Spike loved treats. He loved the laser pointer; he'd follow it in circles until he was dizzy. He was obsessed with the kitchen cabinets. My theory was that he was trying to figure out how to burrow into the refrigerator from the side. As soon as we'd open the refrigerator door, he'd jump up and try to grab what he wanted. Once when he was a kitten, he actually jumped into the refrigerator. I closed it for a moment, thinking, hey, maybe that would teach him not to do it any more. But no. He was completely unfazed.
He loved the bathroom, too. Especially the bathtub. He and our other cat Fox often played a hide and seek sort of game that I never understood, with Fox down the hall peeking at Spike from around the corner, and Spike peeking at Fox over the edge of the bathtub. Spike loved to sit on the bathroom scale. He would lower himself into the toilet if we left the lid up. We couldn't leave a trash bin uncovered. We couldn't leave out string or rubber bands because he'd swallow them. I kept the apartment toddler-proof, and we often joked that Spike had a death wish.
He covered hairballs with anything he could find. Once I found one of my bras in the hallway piled on top of a hairball, and I must have laughed for an hour. He also would pee on clothes that were left on the floor. As he got older, his peeing on things became a real problem. We'd have to cover empty chairs with pillows, put bowls of dry cat food on our beds, and make sure he never got into a closet.

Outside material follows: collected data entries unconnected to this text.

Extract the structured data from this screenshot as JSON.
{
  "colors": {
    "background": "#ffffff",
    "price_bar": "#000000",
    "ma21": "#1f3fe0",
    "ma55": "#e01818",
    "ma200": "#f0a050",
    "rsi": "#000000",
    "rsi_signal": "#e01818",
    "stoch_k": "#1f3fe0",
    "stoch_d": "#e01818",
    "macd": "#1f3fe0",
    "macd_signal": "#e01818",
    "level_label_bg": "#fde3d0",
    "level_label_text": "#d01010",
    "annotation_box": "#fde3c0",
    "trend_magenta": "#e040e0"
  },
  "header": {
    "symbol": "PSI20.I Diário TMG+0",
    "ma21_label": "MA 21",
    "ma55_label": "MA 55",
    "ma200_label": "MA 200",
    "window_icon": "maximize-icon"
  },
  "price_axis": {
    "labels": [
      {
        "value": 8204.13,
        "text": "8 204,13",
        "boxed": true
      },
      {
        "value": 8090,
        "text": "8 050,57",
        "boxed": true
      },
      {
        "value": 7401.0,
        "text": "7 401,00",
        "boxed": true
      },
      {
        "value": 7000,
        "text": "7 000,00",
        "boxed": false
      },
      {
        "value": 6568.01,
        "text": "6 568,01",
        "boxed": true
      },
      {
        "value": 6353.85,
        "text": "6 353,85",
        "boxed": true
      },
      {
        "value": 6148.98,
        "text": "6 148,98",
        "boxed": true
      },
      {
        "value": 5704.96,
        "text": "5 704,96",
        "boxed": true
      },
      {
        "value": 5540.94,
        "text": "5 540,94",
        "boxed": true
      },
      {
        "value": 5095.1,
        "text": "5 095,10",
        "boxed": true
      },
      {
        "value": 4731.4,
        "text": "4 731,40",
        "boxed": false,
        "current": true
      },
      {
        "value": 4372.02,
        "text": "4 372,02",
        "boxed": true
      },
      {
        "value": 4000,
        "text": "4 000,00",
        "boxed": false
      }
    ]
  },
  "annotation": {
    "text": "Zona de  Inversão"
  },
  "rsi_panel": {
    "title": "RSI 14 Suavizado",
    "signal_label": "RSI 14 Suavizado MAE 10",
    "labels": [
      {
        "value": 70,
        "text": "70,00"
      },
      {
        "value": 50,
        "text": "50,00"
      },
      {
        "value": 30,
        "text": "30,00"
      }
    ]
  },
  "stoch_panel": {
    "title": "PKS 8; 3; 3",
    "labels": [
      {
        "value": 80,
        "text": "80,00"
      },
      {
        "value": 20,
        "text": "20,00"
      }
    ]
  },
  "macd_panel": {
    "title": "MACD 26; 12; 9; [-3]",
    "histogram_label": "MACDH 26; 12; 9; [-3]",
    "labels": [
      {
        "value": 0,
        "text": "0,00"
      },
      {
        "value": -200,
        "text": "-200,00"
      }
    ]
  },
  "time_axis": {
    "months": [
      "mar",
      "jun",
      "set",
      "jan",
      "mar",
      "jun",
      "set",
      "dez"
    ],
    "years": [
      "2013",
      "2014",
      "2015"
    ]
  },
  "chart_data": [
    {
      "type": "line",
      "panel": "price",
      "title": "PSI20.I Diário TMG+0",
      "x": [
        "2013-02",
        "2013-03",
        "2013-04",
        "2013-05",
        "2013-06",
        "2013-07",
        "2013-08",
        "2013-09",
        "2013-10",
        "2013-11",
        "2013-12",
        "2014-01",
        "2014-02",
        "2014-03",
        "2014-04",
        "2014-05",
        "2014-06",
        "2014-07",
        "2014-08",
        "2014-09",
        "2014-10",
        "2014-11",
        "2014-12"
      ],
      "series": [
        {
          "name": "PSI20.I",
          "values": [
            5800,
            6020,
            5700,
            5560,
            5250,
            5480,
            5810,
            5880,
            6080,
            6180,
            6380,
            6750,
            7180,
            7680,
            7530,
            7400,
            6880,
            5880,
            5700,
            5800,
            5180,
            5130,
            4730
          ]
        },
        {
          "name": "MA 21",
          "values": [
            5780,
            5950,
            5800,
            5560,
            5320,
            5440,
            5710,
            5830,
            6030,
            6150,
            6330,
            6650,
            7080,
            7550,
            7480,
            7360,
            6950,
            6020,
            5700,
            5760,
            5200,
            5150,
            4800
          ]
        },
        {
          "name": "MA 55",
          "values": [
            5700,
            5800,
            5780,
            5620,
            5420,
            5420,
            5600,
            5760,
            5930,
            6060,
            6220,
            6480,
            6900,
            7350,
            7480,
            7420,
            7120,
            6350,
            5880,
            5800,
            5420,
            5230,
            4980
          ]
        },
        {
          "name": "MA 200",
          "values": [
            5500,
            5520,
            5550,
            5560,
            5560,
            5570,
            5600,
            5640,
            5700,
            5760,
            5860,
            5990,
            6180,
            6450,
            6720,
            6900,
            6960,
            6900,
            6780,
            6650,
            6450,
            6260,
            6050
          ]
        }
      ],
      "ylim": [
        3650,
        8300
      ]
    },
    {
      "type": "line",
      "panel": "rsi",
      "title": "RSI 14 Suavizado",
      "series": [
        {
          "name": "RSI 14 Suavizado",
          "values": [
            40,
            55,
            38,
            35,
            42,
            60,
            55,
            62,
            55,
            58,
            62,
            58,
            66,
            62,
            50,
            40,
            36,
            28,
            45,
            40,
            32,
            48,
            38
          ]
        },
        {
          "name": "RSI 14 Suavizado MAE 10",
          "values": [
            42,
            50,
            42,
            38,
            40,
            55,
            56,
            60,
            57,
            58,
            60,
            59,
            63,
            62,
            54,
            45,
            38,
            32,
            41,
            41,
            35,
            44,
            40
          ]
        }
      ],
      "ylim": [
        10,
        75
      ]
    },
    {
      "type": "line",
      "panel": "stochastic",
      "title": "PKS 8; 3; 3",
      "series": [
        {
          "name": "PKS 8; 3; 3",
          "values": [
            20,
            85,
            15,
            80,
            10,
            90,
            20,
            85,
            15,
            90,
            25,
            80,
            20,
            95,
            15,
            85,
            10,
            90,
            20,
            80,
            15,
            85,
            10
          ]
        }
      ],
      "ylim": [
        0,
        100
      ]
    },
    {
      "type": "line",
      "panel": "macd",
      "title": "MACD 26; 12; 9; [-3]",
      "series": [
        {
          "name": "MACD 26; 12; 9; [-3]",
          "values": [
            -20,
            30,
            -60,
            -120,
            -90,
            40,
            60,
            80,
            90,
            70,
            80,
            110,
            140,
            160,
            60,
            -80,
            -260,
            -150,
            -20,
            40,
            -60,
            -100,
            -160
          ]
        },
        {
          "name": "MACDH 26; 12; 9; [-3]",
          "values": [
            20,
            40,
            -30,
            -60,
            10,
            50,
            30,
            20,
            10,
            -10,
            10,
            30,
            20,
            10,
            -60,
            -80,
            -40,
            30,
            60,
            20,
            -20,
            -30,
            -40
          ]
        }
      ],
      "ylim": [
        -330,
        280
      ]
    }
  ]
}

Daniel and I were always sure that Spike would live to be an ancient grumpy old cat so that he could continue to cause as much trouble as he could. He'd always been super healthy and had even made it through our cross country move this past March with no trouble at all, except for daily sessions of sustained hissing so that we would be aware of his displeasure. I hadn't internalized how his eating habits had changed in the past few weeks until I suddenly realized he was barely eating at all. We were hoping the vet would tell us it was an infection, his teeth, something fixable, but no -- it was kidney failure. We could have dragged it out with subcutaneous fluids and medications, but I'd done that with my beloved Serena, the first cat I adopted as an adult, and she'd only lived for a few more weeks. I admitted to myself afterward that I had been selfish and had made her miserable because I couldn't let her go when I should have. Spike would have been nearly impossible to treat, too. So we decided to let him go.
Spike was the most controlling, stubborn cat I ever knew. He was such a constant presence, following me into the bathroom or the kitchen and often tripping me, standing on my stomach and demanding petting, pushing his way into my arms at night. Even with two adults and another, much quieter cat still remaining, the apartment feels empty without him.
I don't have to deal with all of the problems he caused any more, and I thought I'd feel relieved. I don't. I'd rather have Spike back. And I will always miss him.